Union bancaire : la République tchèque menace de poser son veto

José Manuel Barroso et Herman Van Rompuy, photo: CTK

Les dirigeants européens se retrouvent ce jeudi à Bruxelles pour un sommet de deux jours qui est censé réfléchir à l’avenir de l’union économique et monétaire. En jeu notamment, le projet d’Union bancaire présenté en septembre qui doit être voté en décembre. Mais côté tchèque, on voit cette ambition de supervision des banques d’un très mauvais œil.

José Manuel Barroso et Herman Van Rompuy,  photo: CTK
La crise grecque, l’aide à l’Espagne, tels sont certaines des thèmes « chauds » du sommet de l’Union européenne qui s’ouvre ce jeudi en fin de journée à Bruxelles. Mais pas tant que le projet d’Union bancaire présenté en septembre par José Manuel Barroso. Ce projet, qui prévoit la supervision unique de toutes les banques de l’Union européenne, est considéré comme un chantier clé pour résoudre la crise des dettes en Europe. A Paris, on pousse à agir « le plus vite possible ». A Berlin, on prône la tactique du pas à pas. A quelques heures du début du sommet, le moins que l’on puisse dire, c’est que l’union est loin d’être de mise au sein des Vingt-Sept.

Petr Nečas,  photo: CTK
Et mercredi, le Premier ministre tchèque Petr Nečas a menacé de bloquer la mise en place de la supervision bancaire, épinglant notamment les parties du projet qui risquent selon lui de porter atteinte à la stabilité du marché bancaire tchèque. Pour lui, la proposition telle qu’elle est présentée aujourd’hui comporte de nombreuses failles :

« Si les points problématiques ne sont pas réglés et que n’est pas garantie la stabilité du secteur financier tchèque, je suis prêt, avec l’accord du gouvernement, à bloquer ce projet. »

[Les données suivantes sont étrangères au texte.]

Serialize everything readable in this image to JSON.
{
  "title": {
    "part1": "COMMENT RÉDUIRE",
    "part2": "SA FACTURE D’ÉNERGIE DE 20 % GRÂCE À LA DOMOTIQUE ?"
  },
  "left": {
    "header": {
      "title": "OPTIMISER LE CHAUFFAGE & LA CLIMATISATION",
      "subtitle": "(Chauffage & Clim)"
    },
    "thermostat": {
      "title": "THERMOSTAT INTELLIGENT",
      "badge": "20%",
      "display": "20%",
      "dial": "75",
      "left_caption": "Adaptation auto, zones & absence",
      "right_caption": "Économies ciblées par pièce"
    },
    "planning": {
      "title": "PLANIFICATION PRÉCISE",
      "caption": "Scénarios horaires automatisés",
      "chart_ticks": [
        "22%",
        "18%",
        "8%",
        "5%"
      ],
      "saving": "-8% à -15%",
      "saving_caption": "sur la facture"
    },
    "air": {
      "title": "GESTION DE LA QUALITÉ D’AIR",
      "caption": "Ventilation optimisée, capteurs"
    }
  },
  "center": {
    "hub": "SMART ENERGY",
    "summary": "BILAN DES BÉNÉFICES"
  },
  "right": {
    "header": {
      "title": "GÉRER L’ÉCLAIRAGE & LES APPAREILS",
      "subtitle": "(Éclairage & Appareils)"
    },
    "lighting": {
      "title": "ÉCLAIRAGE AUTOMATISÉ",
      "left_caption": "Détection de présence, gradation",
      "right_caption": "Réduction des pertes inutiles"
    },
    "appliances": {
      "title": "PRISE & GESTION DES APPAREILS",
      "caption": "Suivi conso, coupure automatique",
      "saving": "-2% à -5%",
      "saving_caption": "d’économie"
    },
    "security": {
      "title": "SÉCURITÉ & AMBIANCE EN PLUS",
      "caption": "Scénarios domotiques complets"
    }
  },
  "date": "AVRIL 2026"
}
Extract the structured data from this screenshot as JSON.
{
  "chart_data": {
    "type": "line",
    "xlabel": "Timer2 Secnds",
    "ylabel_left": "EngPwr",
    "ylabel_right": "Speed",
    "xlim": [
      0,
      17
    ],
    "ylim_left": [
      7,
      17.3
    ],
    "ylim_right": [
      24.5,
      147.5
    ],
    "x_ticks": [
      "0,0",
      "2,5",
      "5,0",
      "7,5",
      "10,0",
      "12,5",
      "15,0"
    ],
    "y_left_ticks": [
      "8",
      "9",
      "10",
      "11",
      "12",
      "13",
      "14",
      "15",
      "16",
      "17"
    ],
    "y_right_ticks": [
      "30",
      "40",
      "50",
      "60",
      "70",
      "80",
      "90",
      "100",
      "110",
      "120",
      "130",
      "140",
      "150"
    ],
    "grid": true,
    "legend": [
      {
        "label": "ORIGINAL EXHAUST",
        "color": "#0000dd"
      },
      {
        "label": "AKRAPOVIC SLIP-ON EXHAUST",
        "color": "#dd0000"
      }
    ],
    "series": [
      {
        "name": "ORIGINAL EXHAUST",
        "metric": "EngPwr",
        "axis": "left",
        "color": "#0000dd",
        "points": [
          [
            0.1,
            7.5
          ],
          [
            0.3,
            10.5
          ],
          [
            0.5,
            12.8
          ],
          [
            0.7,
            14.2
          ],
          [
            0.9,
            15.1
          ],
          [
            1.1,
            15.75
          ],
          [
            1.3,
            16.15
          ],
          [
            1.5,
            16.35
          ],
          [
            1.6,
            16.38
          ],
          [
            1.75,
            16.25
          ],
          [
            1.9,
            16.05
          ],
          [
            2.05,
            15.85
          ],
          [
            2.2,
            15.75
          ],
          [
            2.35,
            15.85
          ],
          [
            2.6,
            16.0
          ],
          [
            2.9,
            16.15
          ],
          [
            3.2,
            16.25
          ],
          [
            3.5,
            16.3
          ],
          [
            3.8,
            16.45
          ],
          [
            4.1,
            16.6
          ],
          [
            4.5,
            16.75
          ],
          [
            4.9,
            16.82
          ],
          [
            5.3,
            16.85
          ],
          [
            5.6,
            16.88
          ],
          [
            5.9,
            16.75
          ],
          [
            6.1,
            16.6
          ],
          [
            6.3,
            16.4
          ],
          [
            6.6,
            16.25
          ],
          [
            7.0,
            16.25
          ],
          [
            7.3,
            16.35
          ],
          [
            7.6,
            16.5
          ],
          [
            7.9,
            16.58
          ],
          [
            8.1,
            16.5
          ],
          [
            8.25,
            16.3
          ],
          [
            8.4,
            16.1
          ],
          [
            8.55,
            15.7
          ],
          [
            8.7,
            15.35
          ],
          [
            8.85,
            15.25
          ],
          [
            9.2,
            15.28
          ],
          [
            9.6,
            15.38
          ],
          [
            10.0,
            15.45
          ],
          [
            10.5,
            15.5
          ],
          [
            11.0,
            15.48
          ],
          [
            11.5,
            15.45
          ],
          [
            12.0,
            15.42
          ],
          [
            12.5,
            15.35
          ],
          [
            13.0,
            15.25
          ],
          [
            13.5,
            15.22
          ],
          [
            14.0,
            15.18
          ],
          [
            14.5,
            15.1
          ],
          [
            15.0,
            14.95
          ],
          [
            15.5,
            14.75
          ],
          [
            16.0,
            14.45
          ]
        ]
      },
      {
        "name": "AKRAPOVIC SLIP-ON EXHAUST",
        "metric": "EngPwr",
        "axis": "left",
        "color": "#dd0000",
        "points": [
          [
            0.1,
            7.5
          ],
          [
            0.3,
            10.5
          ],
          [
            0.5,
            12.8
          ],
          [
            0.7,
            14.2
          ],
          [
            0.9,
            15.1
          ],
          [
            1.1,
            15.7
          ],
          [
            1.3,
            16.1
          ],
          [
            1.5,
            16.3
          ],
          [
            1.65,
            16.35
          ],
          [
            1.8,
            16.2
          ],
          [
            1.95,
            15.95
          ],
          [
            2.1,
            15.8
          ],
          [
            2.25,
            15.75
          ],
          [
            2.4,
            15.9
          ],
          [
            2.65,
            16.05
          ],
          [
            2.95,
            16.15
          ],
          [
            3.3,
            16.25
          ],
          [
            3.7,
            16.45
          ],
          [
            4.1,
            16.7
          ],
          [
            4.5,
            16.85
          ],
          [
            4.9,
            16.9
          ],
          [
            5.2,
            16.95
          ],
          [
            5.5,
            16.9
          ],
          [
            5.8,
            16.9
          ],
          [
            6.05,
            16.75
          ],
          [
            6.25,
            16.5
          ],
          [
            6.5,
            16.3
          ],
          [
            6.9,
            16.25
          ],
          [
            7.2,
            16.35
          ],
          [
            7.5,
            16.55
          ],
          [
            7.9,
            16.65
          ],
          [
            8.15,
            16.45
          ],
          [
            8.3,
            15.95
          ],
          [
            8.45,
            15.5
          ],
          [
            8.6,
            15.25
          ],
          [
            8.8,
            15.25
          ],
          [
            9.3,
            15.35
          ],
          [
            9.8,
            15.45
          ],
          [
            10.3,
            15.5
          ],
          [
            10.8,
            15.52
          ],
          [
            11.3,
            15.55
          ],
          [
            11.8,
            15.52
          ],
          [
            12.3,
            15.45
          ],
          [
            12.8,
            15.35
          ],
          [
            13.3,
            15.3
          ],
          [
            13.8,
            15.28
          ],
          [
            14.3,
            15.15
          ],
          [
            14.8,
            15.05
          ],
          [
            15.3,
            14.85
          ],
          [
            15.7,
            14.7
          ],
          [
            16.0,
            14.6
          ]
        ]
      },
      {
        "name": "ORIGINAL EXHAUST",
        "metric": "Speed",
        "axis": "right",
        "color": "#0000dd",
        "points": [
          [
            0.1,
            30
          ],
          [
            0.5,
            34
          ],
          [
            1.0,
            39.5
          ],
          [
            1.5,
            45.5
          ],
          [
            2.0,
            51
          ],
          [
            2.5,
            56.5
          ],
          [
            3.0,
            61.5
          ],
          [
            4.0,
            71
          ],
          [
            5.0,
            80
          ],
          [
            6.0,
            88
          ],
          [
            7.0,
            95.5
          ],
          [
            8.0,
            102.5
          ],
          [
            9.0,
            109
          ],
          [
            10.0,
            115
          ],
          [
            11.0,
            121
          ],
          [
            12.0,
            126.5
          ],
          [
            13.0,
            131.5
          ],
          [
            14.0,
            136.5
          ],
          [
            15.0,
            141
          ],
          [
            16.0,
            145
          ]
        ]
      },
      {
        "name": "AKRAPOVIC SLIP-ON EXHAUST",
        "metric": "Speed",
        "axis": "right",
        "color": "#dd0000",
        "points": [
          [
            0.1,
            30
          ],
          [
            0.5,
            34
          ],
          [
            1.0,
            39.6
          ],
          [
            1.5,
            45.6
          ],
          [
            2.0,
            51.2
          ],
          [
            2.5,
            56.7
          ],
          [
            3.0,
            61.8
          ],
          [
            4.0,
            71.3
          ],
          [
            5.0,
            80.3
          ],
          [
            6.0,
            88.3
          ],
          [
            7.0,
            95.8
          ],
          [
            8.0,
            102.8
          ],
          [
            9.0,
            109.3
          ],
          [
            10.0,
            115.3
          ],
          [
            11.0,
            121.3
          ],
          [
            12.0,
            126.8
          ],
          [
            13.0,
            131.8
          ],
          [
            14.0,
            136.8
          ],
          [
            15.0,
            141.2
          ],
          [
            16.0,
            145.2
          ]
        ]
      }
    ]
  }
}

Pour appuyer son propos, le Premier ministre tchèque explique que les sociétés-mères de banques étrangères contrôlent 95% du marché local, et que cette situation invite à la prudence. Pour lui, pas question de mutualiser la dette. Jan Macháček, commentateur à l’hebdomadaire Respekt, estime qu’il ne faut pas voir les choses aussi dramatiquement :

« Il s’agit de craintes de la perte de notre influence sur la supervision de nos banques. Mais ces craintes sont également dues au fait que le projet a été conçu très rapidement, qu’il pourrait menacer la stabilité des banques tchèques qui sont très fortes en termes de capital et de dépôts, mais sont détenues par de grands acteurs bancaires de l’ouest. Donc la Banque centrale tchèque a peut-être peur que le projet ouvre la voie à des transferts importants depuis les banques tchèques vers leurs maisons-mères. Mais selon moi, c’est tout-à-fait contrôlable dans le cadre de l’Union européenne. »

La République tchèque, membre de l’Union européenne depuis 2004, reste peu enthousiaste à l’idée d’entrer dans la zone euro. Le Premier ministre a rappelé à plusieurs reprises qu'aucune date ne serait fixée avant l'expiration du mandat de son gouvernement en 2014. Prague n'adoptera pas l'euro avant huit ou dix ans, a-t-il souligné plusieurs fois. Pour certains acteurs économiques tchèques, l’Union bancaire n’est pas non plus une option : l’Association des exportateurs tchèques craint en effet que la plupart des sociétés locales orientées vers l'exportation soit « directement menacée ». Mais pour le journaliste Jan Macháček, la République tchèque n’a pas à menacer inutilement Bruxelles.

Photo: Commission européenne
« Il y a deux niveaux de lecture. Le premier, c’est que la République tchèque ne faisant pas partie de la zone euro, est-il nécessaire que nous fassions partie de cette supervision bancaire centralisée. Je pense que c’est vraiment un sujet de débat. Mais d’un autre côté, je ne vois aucune raison de poser notre veto et d’empêcher les autres de trouver un terrain d’entente. Si les autres veulent cette supervision, à eux de s’entendre. La zone euro a besoin de plus d’intégration et d’éléments de supervision bancaire commune. Donc si la République tchèque ne veut pas en faire partie et a les arguments pour, qu’elle s’abstienne, mais je ne vois pas pourquoi elle devrait mettre des bâtons dans les roues des autres. »

Ce sommet n’est qu’une première étape avant un vote, en décembre prochain, pour une mise en application du projet d’Union bancaire prévu pour janvier 2013.